Where <rsyncuser> is a unix account with write permissions to <webroot> (e.g. /var/www), and <static-server1> and <static-server2> are the names of your static content servers. The number of servers is flexible and depends on your infrastructure and scalability needs.

  • Ensure that the rsync unix tool is installed on the CMS server, and ssh access is enabled on the static content servers.

  • No password can be specified for the SSH connection . The class assumes a key-based authentication without requiring a password for the username specified in <rsyncuser> (see http://www.csua.berkeley.edu/~ranga/notes/ssh_nopass.html tutorial).

  • Put the .htaccess file linked below into the webroot of each static content server (and rename it to .htaccess). It will serve requests from the cache, statically, if the cache file exists. Replace sitedir with the a subdirectory that you would like to serve the site from (for example, in your dev environment).

View .htaccess example

Cache Control

There is also the option to wrap some PHP logic around the static HTML content served by the content servers, which can greatly reduce the bandwidth required on your content servers. This code takes care of cache control through HTTP headers (''Cache-control'', If-modified-since), meaning the files will only be delivered if they changed since the browser client last requested them.

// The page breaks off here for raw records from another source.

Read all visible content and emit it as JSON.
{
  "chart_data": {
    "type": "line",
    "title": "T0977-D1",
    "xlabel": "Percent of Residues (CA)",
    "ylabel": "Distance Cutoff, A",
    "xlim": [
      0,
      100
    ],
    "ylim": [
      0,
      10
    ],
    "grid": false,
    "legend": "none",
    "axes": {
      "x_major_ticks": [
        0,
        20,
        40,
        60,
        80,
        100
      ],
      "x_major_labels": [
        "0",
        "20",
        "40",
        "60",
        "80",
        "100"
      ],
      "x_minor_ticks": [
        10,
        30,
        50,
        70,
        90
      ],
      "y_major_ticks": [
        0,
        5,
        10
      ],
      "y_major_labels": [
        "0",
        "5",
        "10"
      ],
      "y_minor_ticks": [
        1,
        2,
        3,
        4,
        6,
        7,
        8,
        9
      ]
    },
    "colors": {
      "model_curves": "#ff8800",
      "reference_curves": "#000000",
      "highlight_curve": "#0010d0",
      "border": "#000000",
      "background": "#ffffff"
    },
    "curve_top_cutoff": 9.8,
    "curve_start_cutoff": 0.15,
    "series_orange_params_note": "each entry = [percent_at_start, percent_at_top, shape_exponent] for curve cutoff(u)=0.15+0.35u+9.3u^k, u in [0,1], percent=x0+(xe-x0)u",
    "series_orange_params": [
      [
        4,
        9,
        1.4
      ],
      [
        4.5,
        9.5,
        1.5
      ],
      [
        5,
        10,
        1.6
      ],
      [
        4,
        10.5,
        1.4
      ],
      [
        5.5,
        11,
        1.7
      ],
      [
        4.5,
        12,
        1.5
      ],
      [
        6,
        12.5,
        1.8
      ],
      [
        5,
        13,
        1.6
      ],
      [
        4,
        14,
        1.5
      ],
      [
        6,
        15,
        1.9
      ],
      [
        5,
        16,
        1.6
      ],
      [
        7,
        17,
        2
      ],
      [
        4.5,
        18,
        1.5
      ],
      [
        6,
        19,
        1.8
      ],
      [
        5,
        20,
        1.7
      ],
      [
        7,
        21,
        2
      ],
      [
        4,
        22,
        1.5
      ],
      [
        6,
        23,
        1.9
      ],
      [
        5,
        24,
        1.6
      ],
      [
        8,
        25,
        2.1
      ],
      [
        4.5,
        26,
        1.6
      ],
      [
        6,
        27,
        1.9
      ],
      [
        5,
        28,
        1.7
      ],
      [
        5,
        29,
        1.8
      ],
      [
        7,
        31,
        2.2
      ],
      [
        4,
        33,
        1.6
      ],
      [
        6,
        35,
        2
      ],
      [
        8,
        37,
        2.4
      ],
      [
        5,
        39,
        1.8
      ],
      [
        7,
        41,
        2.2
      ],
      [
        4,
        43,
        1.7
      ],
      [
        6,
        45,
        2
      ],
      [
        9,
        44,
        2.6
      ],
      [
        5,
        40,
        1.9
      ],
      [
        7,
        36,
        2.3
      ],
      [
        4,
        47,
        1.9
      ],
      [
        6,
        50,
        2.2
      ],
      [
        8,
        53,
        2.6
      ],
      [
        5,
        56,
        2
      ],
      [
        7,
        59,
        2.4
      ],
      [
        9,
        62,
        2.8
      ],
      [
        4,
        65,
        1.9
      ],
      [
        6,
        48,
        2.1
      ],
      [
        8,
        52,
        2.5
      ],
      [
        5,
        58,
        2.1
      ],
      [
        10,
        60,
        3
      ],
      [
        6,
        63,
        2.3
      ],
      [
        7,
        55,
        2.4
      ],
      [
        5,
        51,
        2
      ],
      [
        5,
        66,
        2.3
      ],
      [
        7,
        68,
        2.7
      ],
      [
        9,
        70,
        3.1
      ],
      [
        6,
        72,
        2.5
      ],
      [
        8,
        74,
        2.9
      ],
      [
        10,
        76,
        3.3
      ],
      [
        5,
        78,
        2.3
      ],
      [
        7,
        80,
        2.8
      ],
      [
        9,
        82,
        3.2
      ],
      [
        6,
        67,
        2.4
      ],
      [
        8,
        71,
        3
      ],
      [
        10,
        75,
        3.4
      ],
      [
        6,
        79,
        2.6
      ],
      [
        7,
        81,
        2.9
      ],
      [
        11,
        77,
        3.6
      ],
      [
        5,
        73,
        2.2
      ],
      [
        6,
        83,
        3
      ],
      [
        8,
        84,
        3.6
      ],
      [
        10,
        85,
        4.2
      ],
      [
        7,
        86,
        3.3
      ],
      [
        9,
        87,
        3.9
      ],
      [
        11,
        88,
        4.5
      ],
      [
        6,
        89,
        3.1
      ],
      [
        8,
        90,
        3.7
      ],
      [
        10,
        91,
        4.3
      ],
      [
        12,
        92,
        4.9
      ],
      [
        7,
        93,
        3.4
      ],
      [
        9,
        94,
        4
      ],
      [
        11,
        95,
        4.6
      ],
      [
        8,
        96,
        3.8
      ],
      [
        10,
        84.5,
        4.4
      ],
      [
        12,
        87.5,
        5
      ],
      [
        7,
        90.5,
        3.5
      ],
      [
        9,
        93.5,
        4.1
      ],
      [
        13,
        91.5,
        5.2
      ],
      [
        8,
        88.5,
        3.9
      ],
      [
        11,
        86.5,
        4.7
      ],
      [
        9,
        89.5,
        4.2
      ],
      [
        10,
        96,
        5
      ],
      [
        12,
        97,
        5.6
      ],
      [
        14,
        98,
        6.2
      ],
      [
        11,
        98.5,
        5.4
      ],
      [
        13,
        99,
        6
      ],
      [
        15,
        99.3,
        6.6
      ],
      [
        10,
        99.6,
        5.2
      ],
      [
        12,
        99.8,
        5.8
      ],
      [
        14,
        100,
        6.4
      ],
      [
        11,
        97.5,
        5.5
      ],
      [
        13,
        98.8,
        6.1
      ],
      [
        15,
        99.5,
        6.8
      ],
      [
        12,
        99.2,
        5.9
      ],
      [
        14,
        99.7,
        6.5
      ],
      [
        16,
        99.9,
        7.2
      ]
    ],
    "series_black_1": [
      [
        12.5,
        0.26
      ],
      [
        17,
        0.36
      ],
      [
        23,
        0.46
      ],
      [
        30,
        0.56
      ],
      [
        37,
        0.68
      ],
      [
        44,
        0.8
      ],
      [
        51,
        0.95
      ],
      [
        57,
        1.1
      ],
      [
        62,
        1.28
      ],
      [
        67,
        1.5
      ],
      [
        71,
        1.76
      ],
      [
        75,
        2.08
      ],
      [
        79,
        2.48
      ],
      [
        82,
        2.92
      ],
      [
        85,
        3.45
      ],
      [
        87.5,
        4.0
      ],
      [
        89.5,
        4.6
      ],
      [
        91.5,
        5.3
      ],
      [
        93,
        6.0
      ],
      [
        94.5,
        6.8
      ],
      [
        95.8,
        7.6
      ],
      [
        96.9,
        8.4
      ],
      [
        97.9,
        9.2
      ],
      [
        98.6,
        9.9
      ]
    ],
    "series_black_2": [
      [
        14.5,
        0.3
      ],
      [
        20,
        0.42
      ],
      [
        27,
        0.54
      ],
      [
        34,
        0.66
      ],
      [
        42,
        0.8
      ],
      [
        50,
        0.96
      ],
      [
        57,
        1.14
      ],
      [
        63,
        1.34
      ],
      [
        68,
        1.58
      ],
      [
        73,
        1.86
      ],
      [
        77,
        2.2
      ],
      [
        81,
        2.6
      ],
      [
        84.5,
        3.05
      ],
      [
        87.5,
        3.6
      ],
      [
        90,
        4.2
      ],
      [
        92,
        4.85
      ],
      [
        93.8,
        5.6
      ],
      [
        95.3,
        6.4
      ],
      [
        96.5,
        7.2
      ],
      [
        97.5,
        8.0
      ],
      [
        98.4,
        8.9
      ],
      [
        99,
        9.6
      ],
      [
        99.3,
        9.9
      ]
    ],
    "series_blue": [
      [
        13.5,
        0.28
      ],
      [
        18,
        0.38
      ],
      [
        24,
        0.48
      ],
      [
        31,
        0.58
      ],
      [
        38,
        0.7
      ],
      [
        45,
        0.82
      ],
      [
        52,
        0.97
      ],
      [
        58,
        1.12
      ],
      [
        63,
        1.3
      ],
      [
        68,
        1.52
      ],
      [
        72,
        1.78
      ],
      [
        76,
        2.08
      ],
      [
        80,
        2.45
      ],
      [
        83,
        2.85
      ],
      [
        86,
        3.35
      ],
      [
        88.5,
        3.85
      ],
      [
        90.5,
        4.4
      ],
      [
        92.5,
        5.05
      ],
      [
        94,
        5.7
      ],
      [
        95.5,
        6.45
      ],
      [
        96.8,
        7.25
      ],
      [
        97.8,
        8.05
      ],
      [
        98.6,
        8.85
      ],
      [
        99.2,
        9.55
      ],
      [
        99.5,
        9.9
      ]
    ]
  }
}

The last modification date for each static file is controlled by the publication script, meaning the cache gets invalidated on each publication.

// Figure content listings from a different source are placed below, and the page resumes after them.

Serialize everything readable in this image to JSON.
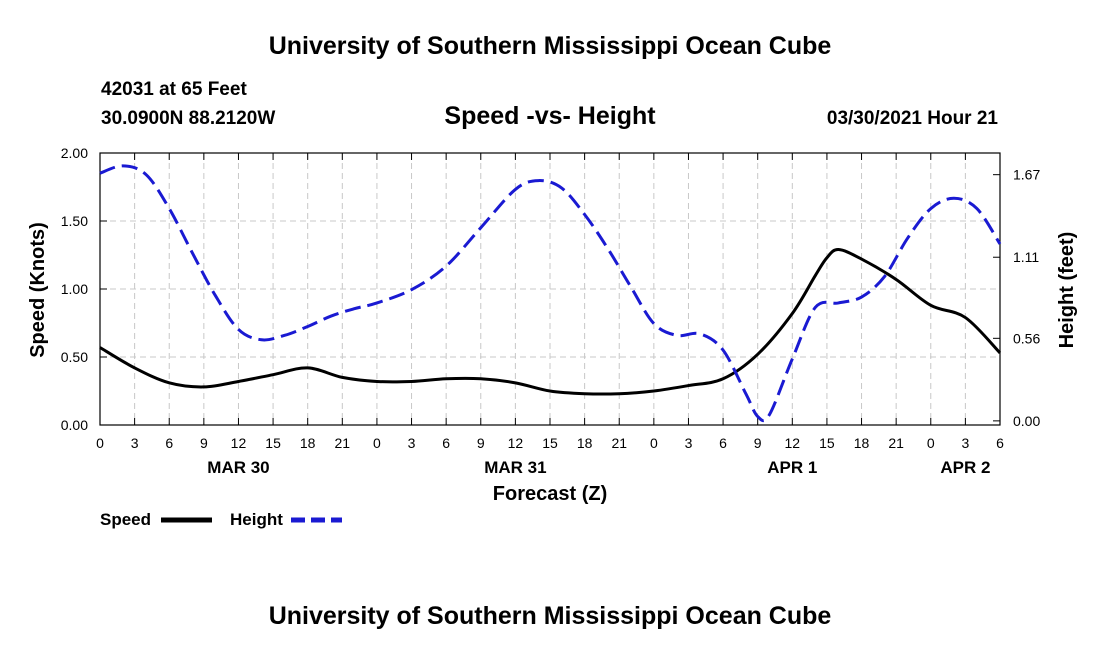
{
  "header": {
    "title": "University of Southern Mississippi Ocean Cube",
    "station": "42031 at 65 Feet",
    "coords": "30.0900N  88.2120W",
    "subtitle": "Speed -vs- Height",
    "datetime": "03/30/2021 Hour 21"
  },
  "footer": {
    "title": "University of Southern Mississippi Ocean Cube"
  },
  "colors": {
    "speed": "#000000",
    "height": "#1a1ad2",
    "grid": "#c8c8c8"
  },
  "chart_data": {
    "type": "line",
    "title": "Speed -vs- Height",
    "xlabel": "Forecast (Z)",
    "ylabel": "Speed (Knots)",
    "y2label": "Height (feet)",
    "x_unit": "forecast hour",
    "xlim": [
      0,
      78
    ],
    "ylim": [
      0,
      2.0
    ],
    "y2lim": [
      -0.028,
      1.817
    ],
    "x_tick_labels": [
      "0",
      "3",
      "6",
      "9",
      "12",
      "15",
      "18",
      "21",
      "0",
      "3",
      "6",
      "9",
      "12",
      "15",
      "18",
      "21",
      "0",
      "3",
      "6",
      "9",
      "12",
      "15",
      "18",
      "21",
      "0",
      "3",
      "6"
    ],
    "date_labels": [
      {
        "label": "MAR 30",
        "x": 12
      },
      {
        "label": "MAR 31",
        "x": 36
      },
      {
        "label": "APR 1",
        "x": 60
      },
      {
        "label": "APR 2",
        "x": 75
      }
    ],
    "y_ticks": [
      0.0,
      0.5,
      1.0,
      1.5,
      2.0
    ],
    "y_tick_labels": [
      "0.00",
      "0.50",
      "1.00",
      "1.50",
      "2.00"
    ],
    "y2_ticks": [
      0.0,
      0.56,
      1.11,
      1.67
    ],
    "y2_tick_labels": [
      "0.00",
      "0.56",
      "1.11",
      "1.67"
    ],
    "series": [
      {
        "name": "Speed",
        "axis": "left",
        "style": "solid",
        "x": [
          0,
          3,
          6,
          9,
          12,
          15,
          18,
          21,
          24,
          27,
          30,
          33,
          36,
          39,
          42,
          45,
          48,
          51,
          54,
          57,
          60,
          62,
          63,
          64,
          66,
          69,
          72,
          75,
          78
        ],
        "values": [
          0.57,
          0.42,
          0.31,
          0.28,
          0.32,
          0.37,
          0.42,
          0.35,
          0.32,
          0.32,
          0.34,
          0.34,
          0.31,
          0.25,
          0.23,
          0.23,
          0.25,
          0.29,
          0.34,
          0.52,
          0.82,
          1.1,
          1.23,
          1.29,
          1.22,
          1.07,
          0.88,
          0.79,
          0.53
        ]
      },
      {
        "name": "Height",
        "axis": "right",
        "style": "dashed",
        "x": [
          0,
          2,
          4,
          6,
          8,
          10,
          12,
          14,
          16,
          18,
          20,
          22,
          24,
          27,
          30,
          33,
          36,
          38,
          40,
          42,
          44,
          46,
          48,
          50,
          52,
          54,
          56,
          57,
          58,
          60,
          62,
          64,
          66,
          68,
          70,
          72,
          74,
          76,
          78
        ],
        "values": [
          1.68,
          1.73,
          1.67,
          1.44,
          1.14,
          0.85,
          0.62,
          0.55,
          0.58,
          0.64,
          0.71,
          0.76,
          0.8,
          0.89,
          1.05,
          1.31,
          1.57,
          1.63,
          1.58,
          1.4,
          1.17,
          0.91,
          0.66,
          0.58,
          0.59,
          0.48,
          0.18,
          0.03,
          0.04,
          0.42,
          0.77,
          0.8,
          0.84,
          0.98,
          1.24,
          1.44,
          1.51,
          1.44,
          1.2
        ]
      }
    ],
    "legend": [
      {
        "label": "Speed",
        "style": "solid"
      },
      {
        "label": "Height",
        "style": "dashed"
      }
    ],
    "legend_position": "bottom-left",
    "grid": true
  }
}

To enable cache control, specify "php" instead of "html" in the RsyncMultiHostPublisher definition.

Object::add_extension("SiteTree", "RsyncMultiHostPublisher('cache/', 'php')");

And use this slightly different .htaccess file. Make sure that index.php can be used as a directory index!

View .htaccess example

Deployment

Once you've set up your rewrite rules and defined which pages need caching, you can build the static HTML files. This is done by the RebuildStaticCacheTask

Execution via URL

http://www.example.com/dev/buildcache?flush=1

Execution on CLI (via sake)

sake dev/buildcache flush=1

Depending on which extension you've set up for your SiteTree (FilesystemPublisher or RsyncMultiHostPublisher), the method publishPages() either stores the generated HTML-files on the server's filesystem, or deploys them to other servers via rsync.

It is adviseable to set dev/buildcache up as an automated task (e.g. unix cron) which continually rebuilds and redeploys the cache.